一方、SVL(Shared VLAN learning)と呼ばれるMACアドレスの学習方法もあって、こちらの場合には、VLANは無視して、ポート毎に配下のMACアドレスを記憶していきます。マルチプルVLANの場合、SVLであればスループットの非効率やセキュリティ上の問題が発生しません。

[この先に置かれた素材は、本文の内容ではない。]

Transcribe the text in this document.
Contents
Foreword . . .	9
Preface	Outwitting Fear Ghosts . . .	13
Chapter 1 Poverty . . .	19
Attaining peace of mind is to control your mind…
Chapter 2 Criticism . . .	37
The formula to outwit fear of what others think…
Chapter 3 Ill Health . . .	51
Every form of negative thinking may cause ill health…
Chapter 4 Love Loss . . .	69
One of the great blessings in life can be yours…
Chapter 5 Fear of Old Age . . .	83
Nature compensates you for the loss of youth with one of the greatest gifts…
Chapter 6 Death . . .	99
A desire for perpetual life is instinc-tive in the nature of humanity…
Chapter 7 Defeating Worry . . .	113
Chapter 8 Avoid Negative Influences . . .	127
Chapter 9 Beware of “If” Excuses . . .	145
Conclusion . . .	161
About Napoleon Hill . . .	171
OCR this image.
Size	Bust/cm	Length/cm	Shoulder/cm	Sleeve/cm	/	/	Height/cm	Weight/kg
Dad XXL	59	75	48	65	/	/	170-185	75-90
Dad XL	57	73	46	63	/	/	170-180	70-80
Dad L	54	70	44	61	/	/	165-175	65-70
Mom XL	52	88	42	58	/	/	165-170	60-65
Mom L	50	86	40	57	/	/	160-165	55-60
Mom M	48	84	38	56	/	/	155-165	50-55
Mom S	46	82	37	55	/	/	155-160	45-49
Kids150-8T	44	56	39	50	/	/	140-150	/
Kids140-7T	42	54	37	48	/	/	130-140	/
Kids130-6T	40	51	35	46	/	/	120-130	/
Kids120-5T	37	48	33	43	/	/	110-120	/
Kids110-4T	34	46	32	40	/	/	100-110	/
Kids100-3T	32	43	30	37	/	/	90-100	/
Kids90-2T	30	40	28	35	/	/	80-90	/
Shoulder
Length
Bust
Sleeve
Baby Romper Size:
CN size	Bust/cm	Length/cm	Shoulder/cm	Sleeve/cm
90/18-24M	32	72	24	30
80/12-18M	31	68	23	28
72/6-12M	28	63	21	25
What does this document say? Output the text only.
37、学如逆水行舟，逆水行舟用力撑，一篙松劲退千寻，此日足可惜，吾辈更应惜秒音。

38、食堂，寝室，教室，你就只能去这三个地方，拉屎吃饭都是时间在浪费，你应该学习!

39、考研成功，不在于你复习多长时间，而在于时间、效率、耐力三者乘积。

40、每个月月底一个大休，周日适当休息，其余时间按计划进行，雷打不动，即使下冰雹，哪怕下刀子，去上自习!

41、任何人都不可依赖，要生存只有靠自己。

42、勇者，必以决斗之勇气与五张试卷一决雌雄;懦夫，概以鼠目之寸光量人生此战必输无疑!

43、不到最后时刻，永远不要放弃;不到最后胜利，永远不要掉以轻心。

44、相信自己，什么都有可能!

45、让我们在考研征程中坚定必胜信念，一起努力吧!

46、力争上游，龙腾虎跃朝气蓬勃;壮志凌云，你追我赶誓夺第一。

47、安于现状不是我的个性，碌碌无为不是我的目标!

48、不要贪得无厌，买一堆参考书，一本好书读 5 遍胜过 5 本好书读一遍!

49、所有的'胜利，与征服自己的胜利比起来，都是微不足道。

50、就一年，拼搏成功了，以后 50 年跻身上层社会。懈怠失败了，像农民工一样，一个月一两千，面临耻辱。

Netgear GS105Eの場合、GS105E製品FAQに以下の記載があります。
VLAN方式 | MACアドレスラーニング |
ポートベースVLAN | SVL |
タグベースVLAN | IVL |
製品毎のSVL・IVLの採用方式の違い
ややこしいことに、仕様の記載がない商品が多いですが、タグVLANの場合には基本IVLだと思います。
Buffalo
Buffaloはこのあたりキチンと仕様を開示しています(MACアドレスの学習方式(VLAN学習方式)はIVLとSVLのどちらですか)。この一覧を見ると、昔はIVL採用のものと、SVL採用の商品が混在していましたが、最近はSVLに統一したみたいです。現場でIVLに起因するトラブル等があって採用をやめたのでしょうか?
TP-Link TS-SG108E
How to configure 802.1Q VLANにタグVLANを使った場合の、「GroupAとGroupBの通信は許可しないが、他の通信は許可する」例の説明があり、実際に試してみたところIVLでした。
SVLで問題を起こすケース
さらにややこしいですが、SVLなら全て解決というわけでもないようで、MACアドレスの学習方式(VLAN学習方式)はIVLとSVLのどちらですかに不具合を起こすケースの不穏な記載があります。マルチプルVLANをSVLのスイッチで延長した際には、今度は逆に通信できるべきものが通信できなくなる不具合が発生するケースがあるようです。
時間があるときにこのケースの対応策について検証、追記したいと思います。